Bakunin’s rhetoric in support of autonomy and freedom turned into its opposite when he set about apply­ing his theories. His rejection of col­lective, political and democratic organisation led inevitably to a sec­retive, conspiratorial and manipula­tive theory of revolution.

In the heat of practical struggle, Bakunin was forced to recognise the need for centralised political leader­ship:

‘…it is necessary that in the midst of popular anarchy… the unity of revolutionary thought and action should be embodied in a cer­tain organ. That organ must be the secret and world-wide associa­tion of the International Brother­hood.

Communists, Marx and Engels noted, try to:

‘create this unity by propaganda, by discussion and the public or­ganisation of the proletariat. But all Bakunin needs is a secret organ­isation of 100 people, the privi­leged representatives of the revolutionary idea…’

In Bakunin’s words, an unelected but ‘well organised secret society’ is com­missioned to:

‘…assist the birth of revolution by spreading among the masses ideas that accord with the instinct of the masses, and to organise not the army of the revolution…but a rev­olutionary General Staff…’

These ideas will be spread not by public leaders ‘standing at the head of the crowd’, but by:

‘…men hidden invisibly among the crowd and forming an invisible link between one crowd and another, and thus invisibly giving one and the same direction, one spirit, and character to the move­ment.’

Bakunin’s secret societies would be ‘limited to a small number of per­sons’:

‘one hundred serious and firmly united revolutionaries would be sufficient. Two or three hundred revolutionaries would be enough for the organisation of the largest country.’

But they would be, mind you, ‘men of talent, knowledge, intelligence and influence’!

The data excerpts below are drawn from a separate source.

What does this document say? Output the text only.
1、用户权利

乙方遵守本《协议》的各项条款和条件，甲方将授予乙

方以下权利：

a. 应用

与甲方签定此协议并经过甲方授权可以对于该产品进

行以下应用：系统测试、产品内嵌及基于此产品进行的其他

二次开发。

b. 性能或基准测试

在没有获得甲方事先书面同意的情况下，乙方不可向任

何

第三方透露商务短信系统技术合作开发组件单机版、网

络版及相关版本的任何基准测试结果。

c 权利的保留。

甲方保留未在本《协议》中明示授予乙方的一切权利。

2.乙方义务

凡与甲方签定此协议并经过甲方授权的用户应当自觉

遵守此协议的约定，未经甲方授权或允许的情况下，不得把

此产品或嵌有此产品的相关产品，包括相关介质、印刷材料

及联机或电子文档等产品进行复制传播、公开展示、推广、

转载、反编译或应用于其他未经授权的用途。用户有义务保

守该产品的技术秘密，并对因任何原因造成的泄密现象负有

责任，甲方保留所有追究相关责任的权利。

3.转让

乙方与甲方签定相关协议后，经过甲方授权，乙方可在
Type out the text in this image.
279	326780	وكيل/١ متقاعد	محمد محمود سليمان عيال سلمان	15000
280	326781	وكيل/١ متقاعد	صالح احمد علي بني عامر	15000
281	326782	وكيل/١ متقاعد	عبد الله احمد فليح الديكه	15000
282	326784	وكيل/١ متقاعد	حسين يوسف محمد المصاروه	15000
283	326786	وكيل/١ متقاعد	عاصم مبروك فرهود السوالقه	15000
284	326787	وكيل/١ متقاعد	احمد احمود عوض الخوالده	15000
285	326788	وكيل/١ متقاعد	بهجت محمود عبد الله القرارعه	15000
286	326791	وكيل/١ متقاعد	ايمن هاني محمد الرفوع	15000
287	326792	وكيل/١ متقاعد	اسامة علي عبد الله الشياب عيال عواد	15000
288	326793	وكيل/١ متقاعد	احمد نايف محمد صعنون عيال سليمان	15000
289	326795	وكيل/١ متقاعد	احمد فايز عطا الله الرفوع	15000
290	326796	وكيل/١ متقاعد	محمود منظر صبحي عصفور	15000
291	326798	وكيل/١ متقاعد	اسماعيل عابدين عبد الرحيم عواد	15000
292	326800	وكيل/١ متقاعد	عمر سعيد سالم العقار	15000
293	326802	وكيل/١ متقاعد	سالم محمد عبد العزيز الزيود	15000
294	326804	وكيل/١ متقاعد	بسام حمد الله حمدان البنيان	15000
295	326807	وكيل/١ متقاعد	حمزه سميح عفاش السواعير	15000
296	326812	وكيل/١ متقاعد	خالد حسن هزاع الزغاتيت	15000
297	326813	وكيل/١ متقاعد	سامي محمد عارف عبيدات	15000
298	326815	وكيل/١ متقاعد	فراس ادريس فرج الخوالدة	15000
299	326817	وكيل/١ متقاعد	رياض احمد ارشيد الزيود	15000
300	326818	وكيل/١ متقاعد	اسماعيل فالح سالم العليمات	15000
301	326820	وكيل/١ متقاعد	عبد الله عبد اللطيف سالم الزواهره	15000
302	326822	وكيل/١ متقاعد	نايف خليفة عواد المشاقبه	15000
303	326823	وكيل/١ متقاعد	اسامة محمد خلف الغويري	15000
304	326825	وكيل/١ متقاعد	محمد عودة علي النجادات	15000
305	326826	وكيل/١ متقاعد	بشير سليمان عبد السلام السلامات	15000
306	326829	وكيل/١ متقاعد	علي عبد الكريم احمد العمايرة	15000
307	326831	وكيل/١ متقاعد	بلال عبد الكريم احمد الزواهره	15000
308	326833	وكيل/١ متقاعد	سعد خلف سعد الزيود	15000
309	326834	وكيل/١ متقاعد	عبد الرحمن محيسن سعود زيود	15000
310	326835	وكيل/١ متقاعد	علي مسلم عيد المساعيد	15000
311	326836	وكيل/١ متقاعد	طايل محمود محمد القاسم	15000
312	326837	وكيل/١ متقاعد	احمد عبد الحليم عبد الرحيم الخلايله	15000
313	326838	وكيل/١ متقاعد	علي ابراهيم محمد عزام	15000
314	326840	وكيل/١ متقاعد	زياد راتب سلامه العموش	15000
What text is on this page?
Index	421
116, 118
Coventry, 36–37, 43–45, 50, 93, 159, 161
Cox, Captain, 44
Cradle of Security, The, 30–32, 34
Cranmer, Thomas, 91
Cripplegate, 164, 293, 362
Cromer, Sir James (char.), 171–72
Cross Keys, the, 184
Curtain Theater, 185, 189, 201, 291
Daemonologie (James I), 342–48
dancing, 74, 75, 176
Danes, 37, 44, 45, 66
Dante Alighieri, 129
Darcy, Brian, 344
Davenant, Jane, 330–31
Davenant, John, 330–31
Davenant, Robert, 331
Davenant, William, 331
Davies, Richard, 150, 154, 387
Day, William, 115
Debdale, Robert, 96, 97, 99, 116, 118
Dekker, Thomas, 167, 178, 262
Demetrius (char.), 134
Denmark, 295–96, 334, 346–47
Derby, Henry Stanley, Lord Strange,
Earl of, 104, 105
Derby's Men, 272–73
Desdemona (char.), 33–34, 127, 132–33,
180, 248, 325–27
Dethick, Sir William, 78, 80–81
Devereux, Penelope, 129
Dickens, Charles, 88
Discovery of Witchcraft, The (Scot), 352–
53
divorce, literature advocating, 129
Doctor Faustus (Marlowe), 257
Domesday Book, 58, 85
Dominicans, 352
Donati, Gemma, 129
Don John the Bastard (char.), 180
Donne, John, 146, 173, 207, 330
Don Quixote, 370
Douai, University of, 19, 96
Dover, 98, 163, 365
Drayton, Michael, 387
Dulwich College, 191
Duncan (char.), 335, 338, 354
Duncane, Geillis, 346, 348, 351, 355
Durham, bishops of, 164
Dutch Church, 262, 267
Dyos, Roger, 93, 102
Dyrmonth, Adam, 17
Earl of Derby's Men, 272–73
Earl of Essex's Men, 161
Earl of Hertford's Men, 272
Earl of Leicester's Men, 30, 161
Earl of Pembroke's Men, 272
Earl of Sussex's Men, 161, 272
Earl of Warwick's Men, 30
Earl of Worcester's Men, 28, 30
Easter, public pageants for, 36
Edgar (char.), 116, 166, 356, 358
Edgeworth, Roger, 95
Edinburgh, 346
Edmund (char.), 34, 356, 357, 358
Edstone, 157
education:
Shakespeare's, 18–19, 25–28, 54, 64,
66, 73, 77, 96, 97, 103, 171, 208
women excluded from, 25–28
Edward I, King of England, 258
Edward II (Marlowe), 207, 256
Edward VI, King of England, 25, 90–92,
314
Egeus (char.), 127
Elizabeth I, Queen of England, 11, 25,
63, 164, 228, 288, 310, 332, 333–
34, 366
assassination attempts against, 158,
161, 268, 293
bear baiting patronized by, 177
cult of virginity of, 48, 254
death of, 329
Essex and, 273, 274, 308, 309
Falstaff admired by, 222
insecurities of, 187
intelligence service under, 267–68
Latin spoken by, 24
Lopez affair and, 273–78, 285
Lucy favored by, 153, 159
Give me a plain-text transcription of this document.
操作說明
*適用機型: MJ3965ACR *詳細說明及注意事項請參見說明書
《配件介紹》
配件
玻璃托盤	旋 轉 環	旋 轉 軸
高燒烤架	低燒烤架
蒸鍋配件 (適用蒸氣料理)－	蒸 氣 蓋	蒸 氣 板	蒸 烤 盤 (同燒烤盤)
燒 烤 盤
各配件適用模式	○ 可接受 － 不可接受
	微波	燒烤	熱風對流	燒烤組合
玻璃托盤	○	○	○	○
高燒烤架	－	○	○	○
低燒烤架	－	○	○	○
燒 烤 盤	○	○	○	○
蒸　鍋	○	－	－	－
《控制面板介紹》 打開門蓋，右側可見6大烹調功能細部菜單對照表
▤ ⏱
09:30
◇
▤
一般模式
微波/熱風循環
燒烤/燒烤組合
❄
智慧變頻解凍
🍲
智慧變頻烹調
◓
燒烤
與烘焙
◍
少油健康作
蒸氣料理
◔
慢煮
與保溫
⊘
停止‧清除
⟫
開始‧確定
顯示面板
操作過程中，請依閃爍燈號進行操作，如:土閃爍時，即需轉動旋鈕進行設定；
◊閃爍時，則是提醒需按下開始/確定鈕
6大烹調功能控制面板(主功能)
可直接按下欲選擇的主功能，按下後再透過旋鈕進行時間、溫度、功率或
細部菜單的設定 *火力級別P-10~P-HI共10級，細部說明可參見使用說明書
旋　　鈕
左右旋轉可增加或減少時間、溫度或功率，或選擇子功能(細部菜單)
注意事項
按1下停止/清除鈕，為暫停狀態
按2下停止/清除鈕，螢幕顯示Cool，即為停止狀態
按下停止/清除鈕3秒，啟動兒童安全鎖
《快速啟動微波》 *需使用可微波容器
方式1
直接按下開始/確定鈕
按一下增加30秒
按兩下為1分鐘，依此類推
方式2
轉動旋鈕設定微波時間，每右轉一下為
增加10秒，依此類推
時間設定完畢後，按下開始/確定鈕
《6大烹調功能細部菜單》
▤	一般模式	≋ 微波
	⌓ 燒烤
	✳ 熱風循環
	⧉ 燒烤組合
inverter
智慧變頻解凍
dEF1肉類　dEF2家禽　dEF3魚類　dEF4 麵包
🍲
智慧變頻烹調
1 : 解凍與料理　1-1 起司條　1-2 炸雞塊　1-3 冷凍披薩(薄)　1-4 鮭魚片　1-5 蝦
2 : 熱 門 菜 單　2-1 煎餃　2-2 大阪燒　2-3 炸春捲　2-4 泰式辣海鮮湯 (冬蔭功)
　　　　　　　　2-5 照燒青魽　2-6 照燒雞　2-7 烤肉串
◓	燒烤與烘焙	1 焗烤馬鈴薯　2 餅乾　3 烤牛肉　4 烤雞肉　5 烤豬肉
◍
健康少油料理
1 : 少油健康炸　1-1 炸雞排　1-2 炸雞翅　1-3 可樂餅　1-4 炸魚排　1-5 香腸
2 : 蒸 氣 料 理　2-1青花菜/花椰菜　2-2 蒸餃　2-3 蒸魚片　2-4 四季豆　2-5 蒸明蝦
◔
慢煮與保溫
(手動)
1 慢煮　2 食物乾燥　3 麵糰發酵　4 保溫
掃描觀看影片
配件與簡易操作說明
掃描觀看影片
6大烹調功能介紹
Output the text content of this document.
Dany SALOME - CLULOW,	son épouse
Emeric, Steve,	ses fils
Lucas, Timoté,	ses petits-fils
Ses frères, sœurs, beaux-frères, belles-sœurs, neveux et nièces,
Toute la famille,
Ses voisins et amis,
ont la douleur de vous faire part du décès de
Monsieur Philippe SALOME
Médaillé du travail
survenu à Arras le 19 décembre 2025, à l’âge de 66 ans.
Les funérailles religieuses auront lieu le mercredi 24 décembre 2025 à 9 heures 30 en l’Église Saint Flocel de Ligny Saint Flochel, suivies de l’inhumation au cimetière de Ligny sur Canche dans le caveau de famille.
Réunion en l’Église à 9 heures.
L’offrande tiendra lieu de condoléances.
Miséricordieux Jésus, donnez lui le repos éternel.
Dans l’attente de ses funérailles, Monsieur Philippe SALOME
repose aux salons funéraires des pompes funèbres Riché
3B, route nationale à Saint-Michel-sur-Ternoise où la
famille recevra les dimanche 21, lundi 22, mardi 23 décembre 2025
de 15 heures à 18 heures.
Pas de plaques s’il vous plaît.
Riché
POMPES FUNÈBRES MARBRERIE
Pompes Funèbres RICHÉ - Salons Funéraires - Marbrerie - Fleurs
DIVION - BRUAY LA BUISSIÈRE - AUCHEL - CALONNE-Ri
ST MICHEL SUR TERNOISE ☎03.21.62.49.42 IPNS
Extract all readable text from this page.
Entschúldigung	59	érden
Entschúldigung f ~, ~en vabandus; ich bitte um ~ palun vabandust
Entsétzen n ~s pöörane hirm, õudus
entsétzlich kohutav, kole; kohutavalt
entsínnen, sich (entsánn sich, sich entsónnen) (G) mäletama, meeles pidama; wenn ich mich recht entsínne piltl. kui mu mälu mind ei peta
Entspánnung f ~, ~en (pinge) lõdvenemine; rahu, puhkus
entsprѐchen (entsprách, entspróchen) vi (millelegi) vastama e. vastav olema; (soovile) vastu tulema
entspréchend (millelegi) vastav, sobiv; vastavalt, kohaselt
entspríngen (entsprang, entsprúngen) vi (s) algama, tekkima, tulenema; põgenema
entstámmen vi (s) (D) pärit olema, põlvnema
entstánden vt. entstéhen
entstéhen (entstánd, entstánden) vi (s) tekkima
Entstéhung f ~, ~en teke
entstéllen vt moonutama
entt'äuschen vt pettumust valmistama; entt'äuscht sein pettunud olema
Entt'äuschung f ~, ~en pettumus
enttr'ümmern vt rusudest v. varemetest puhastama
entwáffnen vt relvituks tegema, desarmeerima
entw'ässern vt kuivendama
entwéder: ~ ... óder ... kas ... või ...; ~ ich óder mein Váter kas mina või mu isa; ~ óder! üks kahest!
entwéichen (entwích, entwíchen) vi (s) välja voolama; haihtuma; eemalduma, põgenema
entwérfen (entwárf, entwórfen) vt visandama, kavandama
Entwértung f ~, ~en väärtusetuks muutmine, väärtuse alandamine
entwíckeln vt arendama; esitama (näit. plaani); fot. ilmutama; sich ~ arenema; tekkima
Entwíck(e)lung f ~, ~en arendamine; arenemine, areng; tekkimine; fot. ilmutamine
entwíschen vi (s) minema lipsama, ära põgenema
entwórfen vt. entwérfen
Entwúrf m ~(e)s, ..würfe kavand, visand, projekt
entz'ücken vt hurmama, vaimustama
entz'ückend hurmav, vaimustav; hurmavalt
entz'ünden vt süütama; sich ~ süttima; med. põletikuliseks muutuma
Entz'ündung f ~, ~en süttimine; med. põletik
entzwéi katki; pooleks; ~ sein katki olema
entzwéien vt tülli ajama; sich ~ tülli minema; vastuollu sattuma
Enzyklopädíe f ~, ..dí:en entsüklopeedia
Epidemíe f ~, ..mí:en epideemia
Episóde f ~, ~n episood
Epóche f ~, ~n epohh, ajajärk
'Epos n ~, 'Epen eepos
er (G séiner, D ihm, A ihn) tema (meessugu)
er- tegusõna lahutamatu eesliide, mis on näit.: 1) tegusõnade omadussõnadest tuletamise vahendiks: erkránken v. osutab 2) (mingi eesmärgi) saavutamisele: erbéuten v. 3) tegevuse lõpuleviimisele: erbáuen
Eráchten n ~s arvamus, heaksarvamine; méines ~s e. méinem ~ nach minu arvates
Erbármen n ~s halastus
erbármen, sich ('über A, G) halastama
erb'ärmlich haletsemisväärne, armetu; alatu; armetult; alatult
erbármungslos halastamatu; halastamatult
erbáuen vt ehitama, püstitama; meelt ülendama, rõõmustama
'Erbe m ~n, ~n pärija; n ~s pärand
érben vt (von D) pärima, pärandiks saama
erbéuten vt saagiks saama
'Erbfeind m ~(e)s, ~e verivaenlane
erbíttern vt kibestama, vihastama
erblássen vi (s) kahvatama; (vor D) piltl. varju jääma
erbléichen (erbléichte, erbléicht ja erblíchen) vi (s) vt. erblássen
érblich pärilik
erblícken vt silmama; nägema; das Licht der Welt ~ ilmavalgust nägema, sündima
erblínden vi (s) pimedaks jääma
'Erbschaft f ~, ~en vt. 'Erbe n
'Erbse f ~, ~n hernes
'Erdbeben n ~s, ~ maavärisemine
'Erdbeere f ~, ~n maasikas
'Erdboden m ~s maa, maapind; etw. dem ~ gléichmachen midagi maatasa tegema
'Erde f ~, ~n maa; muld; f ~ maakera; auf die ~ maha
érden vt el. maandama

This sounds more like Fabianism and the patronising rule of the good rather than a revolutionary theory based on the autonomous self-activ­ity and self-emancipation of the masses. The brain of the revolution is a secret General Staff formed of the intelligentsia whose instructions are executed by invisible men who direct a working class herd governed by instinct! This parody of popular rev­olution is inevitable if open and democratic political organisation is rejected.

Bakunin and the First International

However, none of these ideological differences constituted a parting of the ways between the anarchists and communists. Marx and Engels recog­nised anarchism as an important trend in the working class Inter­national and argued that:

‘The International…in setting itself the aim of rallying under one banner the scattered forces of the world proletariat… was bound to open its doors to socialists of all shades.’

But in the late 1860s Bakunin had different ideas. In 1868 Bakunin failed in a bid to seize control of the bourgeois League for Peace and Freedom – founded in opposition to the International. So he formed an Alliance of Socialist Democracy (whose leadership would be self-appointed, secret and drawn from Bakunin’s International Brother­hood) and applied to join the Inter­national hoping to take that over instead.

Whilst rejecting an Alliance appli­cation, the International allowed all anarchists including Bakunin to join branches as individuals or groups, produce their own propaganda, newspapers and work according to their own politics. However within the International Bakunin, using his ‘secret society’, relentlessly con­spired to impose on the International his own sectarian anarchist pro­gramme. In 1873 Bakunin was ex­pelled from the International ending one epoch of the many battles be­tween anarchism and communism.

Today in a period of acute capital­ist crisis, anarchist trends are once more being nurtured by the proletari­anisation of many middle class youth combined with the effects of the unbridled bourgeois culture of indi­vidualism. Whatever the differences between communists and anarchists, communists uncompromisingly defend anarchists’ civil rights and their right to organise. In the struggle against the capitalist system, commu­nists will work alongside anarchists. Like other trends in the revolutionary movement, anarchists undoubtedly have a contribution to make. But only as part of an open, non-sectarian and democratically organised working class movement.